Когда прошлое не осмыслено, оно возвращается

Беседовал Сергей Ерженков

Historicum. 2016. Июнь

На русском языке ваша книга о памяти и горе издана только в этом году. А заниматься этой темой, насколько я понимаю, вы начали шесть лет назад, когда получили беспрецедентный для гуманитарного исследования грант в размере миллиона евро на изучение культурной памяти в Восточной Европе?

Грант действительно большой, но надо понимать, что это не те деньги, которые я мог положить в карман и стать миллионером. Этим проектом под моим руководством занимались сотрудники пяти европейских университетов. Хорошо, конечно, звучит – миллион евро, но, учитывая все затраты на полевые исследования и зарплаты сотрудников, этого хватило в обрез. Грант я получил в 2010 году, когда был профессором Кембриджского университета, и он был рассчитан на три года. За это время издано четыре книги на английском языке, в том числе моя книга «Кривое горе: память о непогребенных». Дали бы мне этот грант или нет, я бы ее все равно написал. Эта книга уходит корнями в мою собственную историю, в историю моей семьи.

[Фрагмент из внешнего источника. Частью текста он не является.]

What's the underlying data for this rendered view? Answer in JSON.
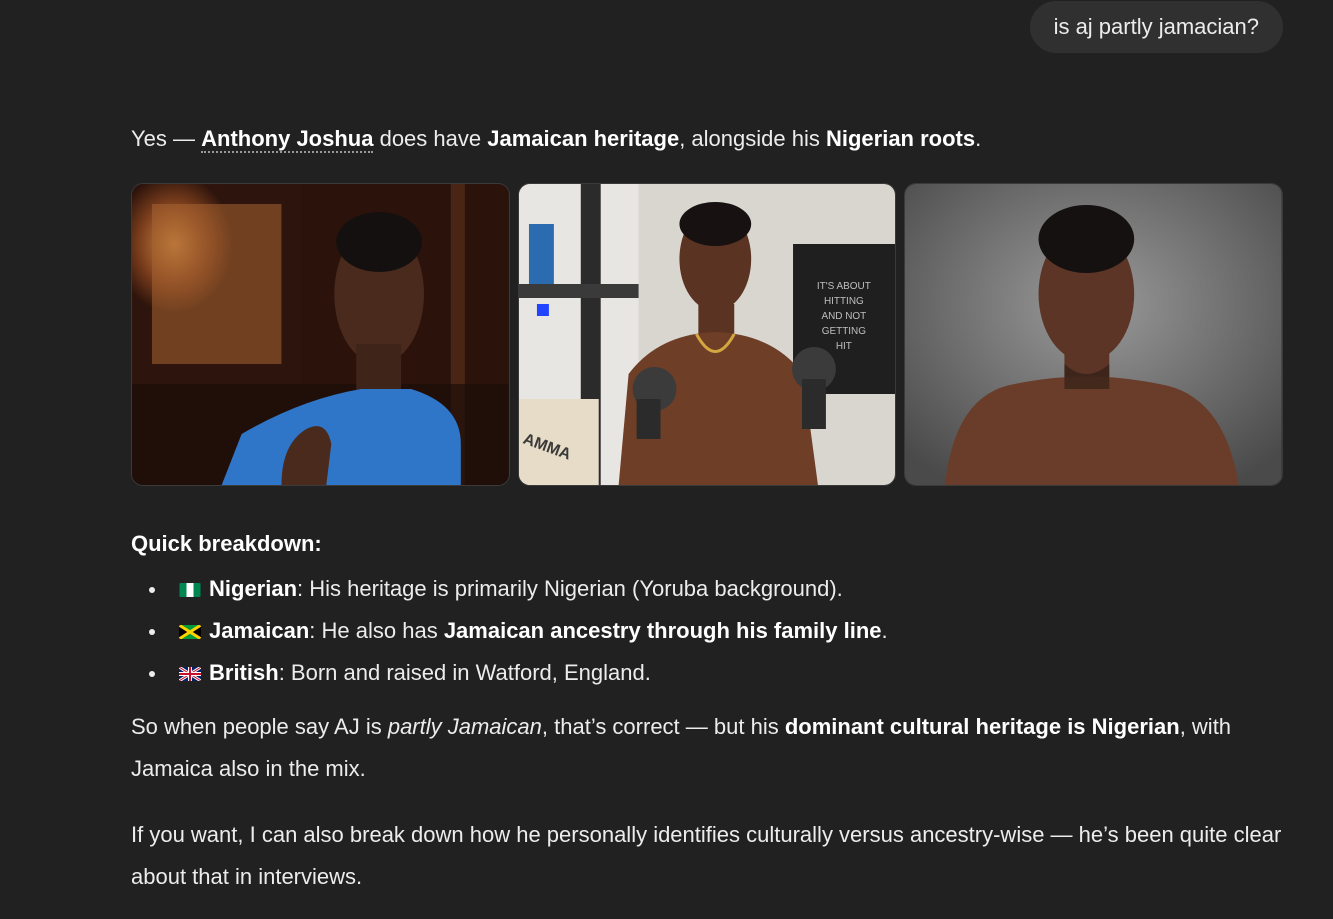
{
  "user_message": "is aj partly jamacian?",
  "answer": {
    "intro_prefix": "Yes — ",
    "intro_entity": "Anthony Joshua",
    "intro_mid1": " does have ",
    "intro_bold1": "Jamaican heritage",
    "intro_mid2": ", alongside his ",
    "intro_bold2": "Nigerian roots",
    "intro_suffix": ".",
    "heading": "Quick breakdown:",
    "items": [
      {
        "flag": "nigeria-flag",
        "label": "Nigerian",
        "text": ": His heritage is primarily Nigerian (Yoruba background)."
      },
      {
        "flag": "jamaica-flag",
        "label": "Jamaican",
        "text": ": He also has ",
        "bold": "Jamaican ancestry through his family line",
        "suffix": "."
      },
      {
        "flag": "uk-flag",
        "label": "British",
        "text": ": Born and raised in Watford, England."
      }
    ],
    "para1_a": "So when people say AJ is ",
    "para1_italic": "partly Jamaican",
    "para1_b": ", that’s correct — but his ",
    "para1_bold": "dominant cultural heritage is Nigerian",
    "para1_c": ", with Jamaica also in the mix.",
    "para2": "If you want, I can also break down how he personally identifies culturally versus ancestry-wise — he’s been quite clear about that in interviews."
  },
  "gallery": {
    "poster_text": "IT'S ABOUT HITTING AND NOT GETTING HIT",
    "shirt_text": "AMMA ALI"
  },
  "colors": {
    "background": "#212121",
    "bubble": "#303030",
    "text": "#ececec"
  }
}
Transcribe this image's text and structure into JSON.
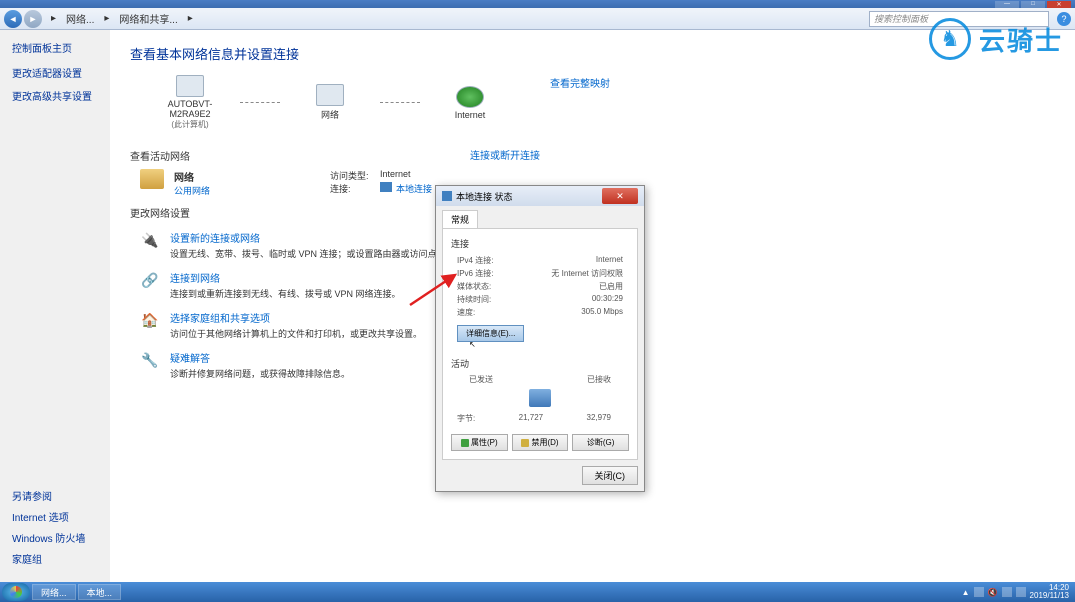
{
  "titlebar": {
    "min": "—",
    "max": "□",
    "close": "✕"
  },
  "nav": {
    "breadcrumb1": "网络...",
    "breadcrumb2": "网络和共享...",
    "search_placeholder": "搜索控制面板",
    "help": "?"
  },
  "sidebar": {
    "title": "控制面板主页",
    "links": [
      "更改适配器设置",
      "更改高级共享设置"
    ],
    "bottom_title": "另请参阅",
    "bottom_links": [
      "Internet 选项",
      "Windows 防火墙",
      "家庭组"
    ]
  },
  "content": {
    "title": "查看基本网络信息并设置连接",
    "map": {
      "node1": "AUTOBVT-M2RA9E2",
      "node1_sub": "(此计算机)",
      "node2": "网络",
      "node3": "Internet",
      "full_map": "查看完整映射"
    },
    "active_net_label": "查看活动网络",
    "connect_disconnect": "连接或断开连接",
    "network": {
      "name": "网络",
      "type": "公用网络",
      "access_label": "访问类型:",
      "access_val": "Internet",
      "conn_label": "连接:",
      "conn_val": "本地连接"
    },
    "change_settings_label": "更改网络设置",
    "settings": [
      {
        "icon": "🔌",
        "title": "设置新的连接或网络",
        "desc": "设置无线、宽带、拨号、临时或 VPN 连接；或设置路由器或访问点。"
      },
      {
        "icon": "🔗",
        "title": "连接到网络",
        "desc": "连接到或重新连接到无线、有线、拨号或 VPN 网络连接。"
      },
      {
        "icon": "🏠",
        "title": "选择家庭组和共享选项",
        "desc": "访问位于其他网络计算机上的文件和打印机，或更改共享设置。"
      },
      {
        "icon": "🔧",
        "title": "疑难解答",
        "desc": "诊断并修复网络问题，或获得故障排除信息。"
      }
    ]
  },
  "dialog": {
    "title": "本地连接 状态",
    "tab": "常规",
    "conn_section": "连接",
    "rows": [
      {
        "label": "IPv4 连接:",
        "val": "Internet"
      },
      {
        "label": "IPv6 连接:",
        "val": "无 Internet 访问权限"
      },
      {
        "label": "媒体状态:",
        "val": "已启用"
      },
      {
        "label": "持续时间:",
        "val": "00:30:29"
      },
      {
        "label": "速度:",
        "val": "305.0 Mbps"
      }
    ],
    "details_btn": "详细信息(E)...",
    "activity_section": "活动",
    "sent": "已发送",
    "received": "已接收",
    "bytes_label": "字节:",
    "sent_val": "21,727",
    "recv_val": "32,979",
    "btn_props": "属性(P)",
    "btn_disable": "禁用(D)",
    "btn_diag": "诊断(G)",
    "btn_close": "关闭(C)"
  },
  "watermark": {
    "text": "云骑士"
  },
  "taskbar": {
    "items": [
      "网络...",
      "本地..."
    ],
    "time": "14:20",
    "date": "2019/11/13"
  }
}
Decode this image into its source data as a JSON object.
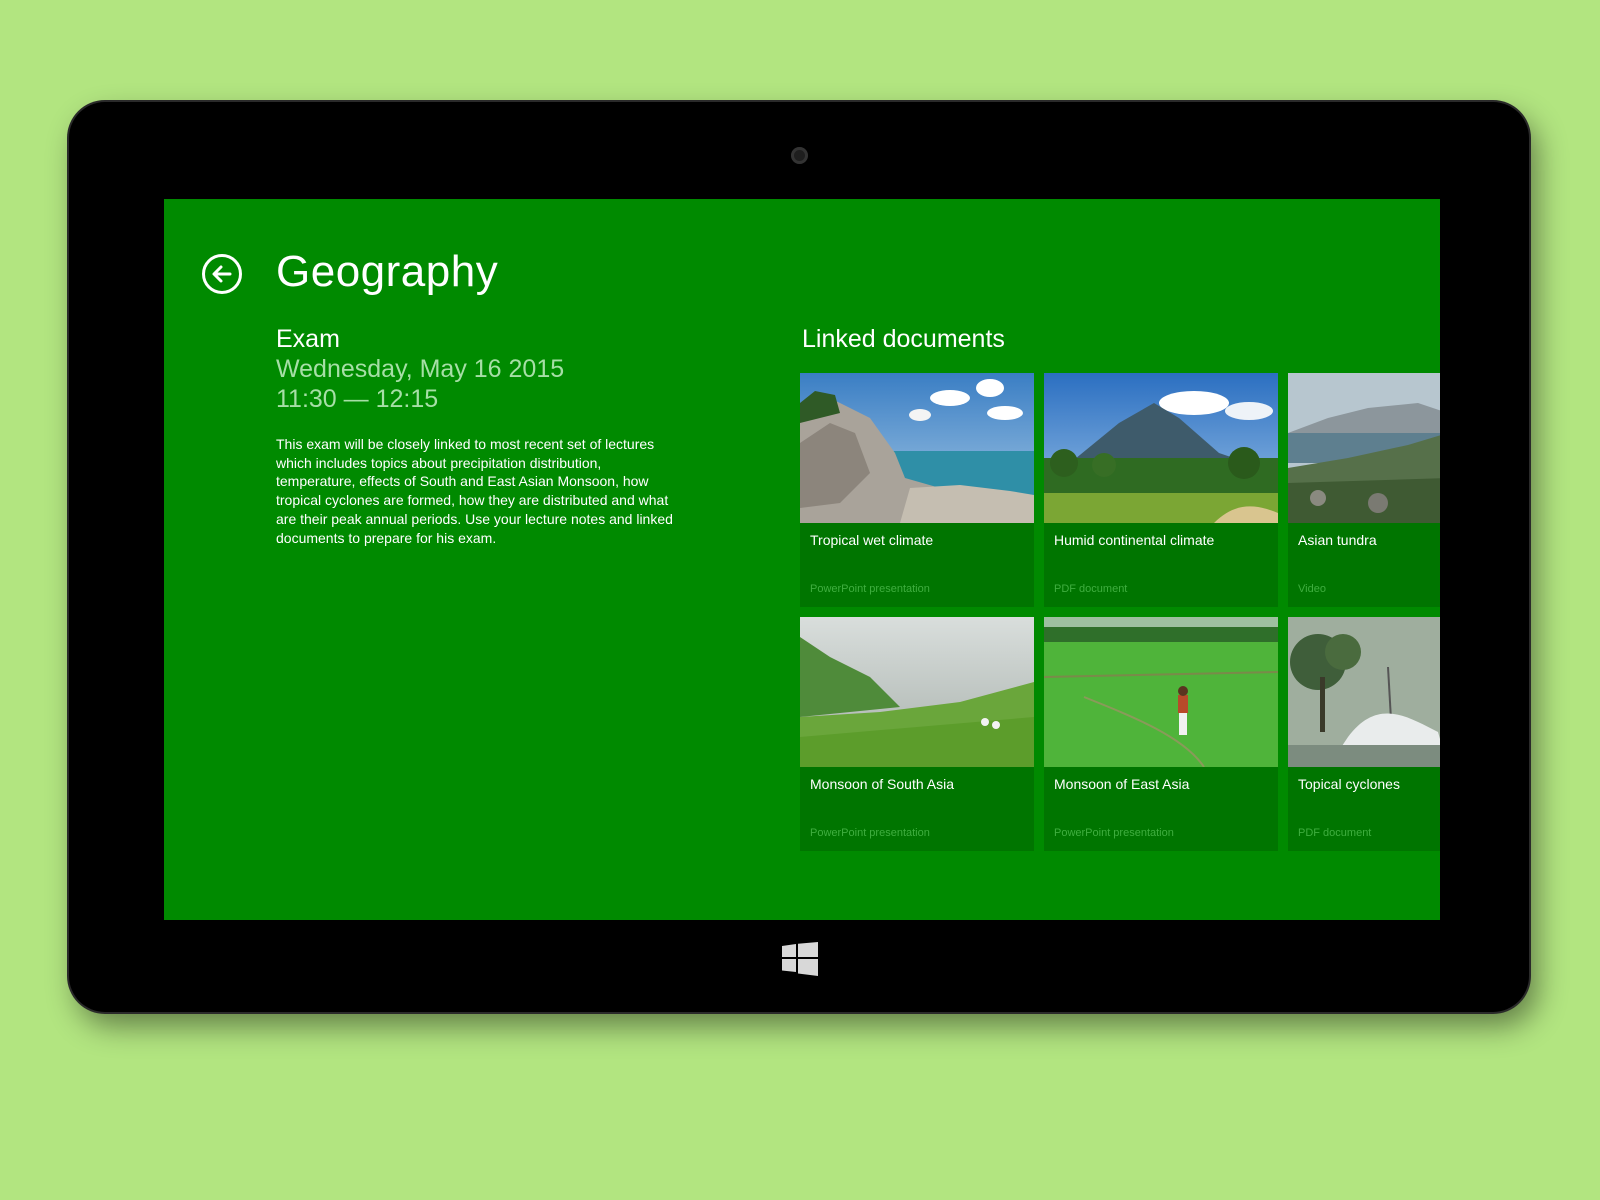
{
  "page": {
    "title": "Geography"
  },
  "exam": {
    "label": "Exam",
    "date": "Wednesday, May 16 2015",
    "time": "11:30 — 12:15",
    "description": "This exam will be closely linked to most recent set of lectures which includes topics about precipitation distribution, temperature, effects of South and East Asian Monsoon, how tropical cyclones are formed, how they are distributed and what are their peak annual periods. Use your lecture notes and linked documents to prepare for his exam."
  },
  "linked_documents": {
    "title": "Linked documents",
    "items": [
      {
        "title": "Tropical wet climate",
        "type": "PowerPoint presentation",
        "thumbnail": "rocky-coast-image"
      },
      {
        "title": "Humid continental climate",
        "type": "PDF document",
        "thumbnail": "volcano-landscape-image"
      },
      {
        "title": "Asian tundra",
        "type": "Video",
        "thumbnail": "coastal-cliffs-image"
      },
      {
        "title": "Monsoon of South Asia",
        "type": "PowerPoint presentation",
        "thumbnail": "misty-hills-image"
      },
      {
        "title": "Monsoon of East Asia",
        "type": "PowerPoint presentation",
        "thumbnail": "rice-field-image"
      },
      {
        "title": "Topical cyclones",
        "type": "PDF document",
        "thumbnail": "storm-waves-image"
      }
    ]
  },
  "colors": {
    "background": "#b2e580",
    "screen": "#008a00",
    "tile": "#007500",
    "secondary_text": "#a6dfa6",
    "tile_type_text": "#3fae3f"
  },
  "icons": {
    "back": "back-arrow-icon",
    "windows": "windows-logo-icon",
    "camera": "camera-icon"
  }
}
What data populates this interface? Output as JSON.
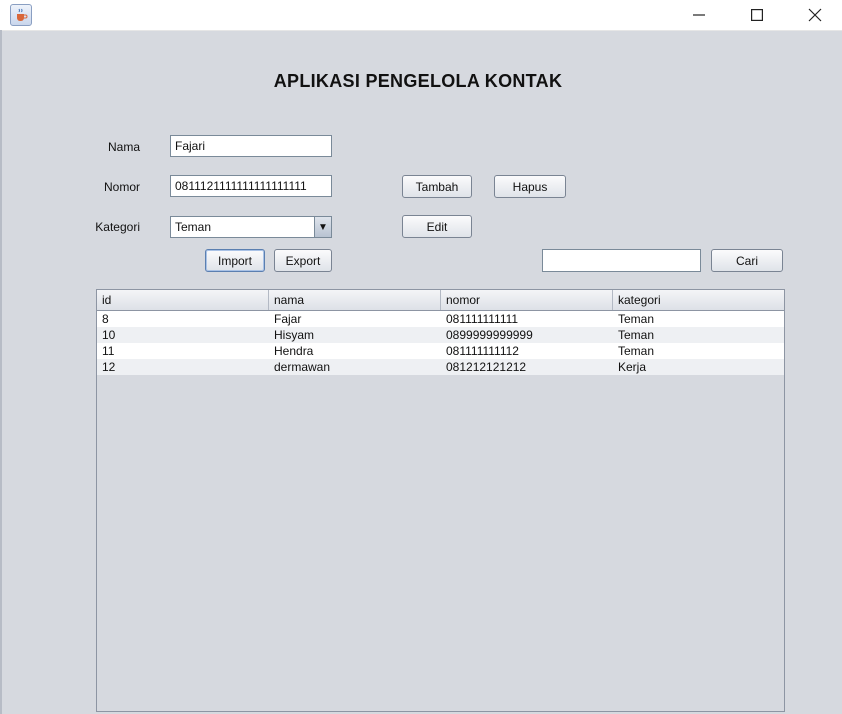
{
  "window": {
    "minimize_glyph": "—",
    "maximize_glyph": "☐",
    "close_glyph": "✕",
    "icon": "java-cup-icon"
  },
  "form": {
    "title": "APLIKASI PENGELOLA KONTAK",
    "nama_label": "Nama",
    "nama_value": "Fajari",
    "nomor_label": "Nomor",
    "nomor_value": "0811121111111111111111",
    "kategori_label": "Kategori",
    "kategori_value": "Teman",
    "search_value": ""
  },
  "buttons": {
    "tambah": "Tambah",
    "hapus": "Hapus",
    "edit": "Edit",
    "import": "Import",
    "export": "Export",
    "cari": "Cari"
  },
  "table": {
    "columns": [
      "id",
      "nama",
      "nomor",
      "kategori"
    ],
    "rows": [
      [
        "8",
        "Fajar",
        "081111111111",
        "Teman"
      ],
      [
        "10",
        "Hisyam",
        "0899999999999",
        "Teman"
      ],
      [
        "11",
        "Hendra",
        "081111111112",
        "Teman"
      ],
      [
        "12",
        "dermawan",
        "081212121212",
        "Kerja"
      ]
    ]
  }
}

Мой отец, историк искусства Марк Эткинд, хотел написать книгу о художниках, убитых в годы сталинского террора. Я продолжил его дело и, когда писал, ловил себя на мысли, что некоторые страницы книги могли быть написаны отцом. В одной из глав я привожу историю моего дяди Ефима Эткинда. Его отца, Григория, арестовали в 1930 году. Пять месяцев спустя Ефим, придя из школы, увидел на лестнице незнакомого человека с седой бородой. Попросил его подвинуться. А в ответ услышал: «Фима, это я, твой отец». Для меня эта книга очень личная.

Как книгу встретили в англоязычной среде, насколько близка эта тема иностранцам?

Очень хорошо встретили. Она вышла в Стэнфорде, в очень престижном издательстве. Было много положительных рецензий, но реакция была не такая бурная, как в России. И не только, кстати, в России – украинские читатели тоже с большим интересом открыли для себя эту книгу. Мы видим вместе с ними, как буквально на наших глазах холодные войны становятся горячими, но при этом они остаются войнами за прошлое. Когда прошлое не проработано, не осмыслено, оно возвращается. Может быть, в других формах, но возвращается.

Если сравнить наш посттравматический опыт и немецкий, они ведь очень разные. Немцы назвали вещи своими именами, а мы до сих пор не можем назвать палачей – палачами.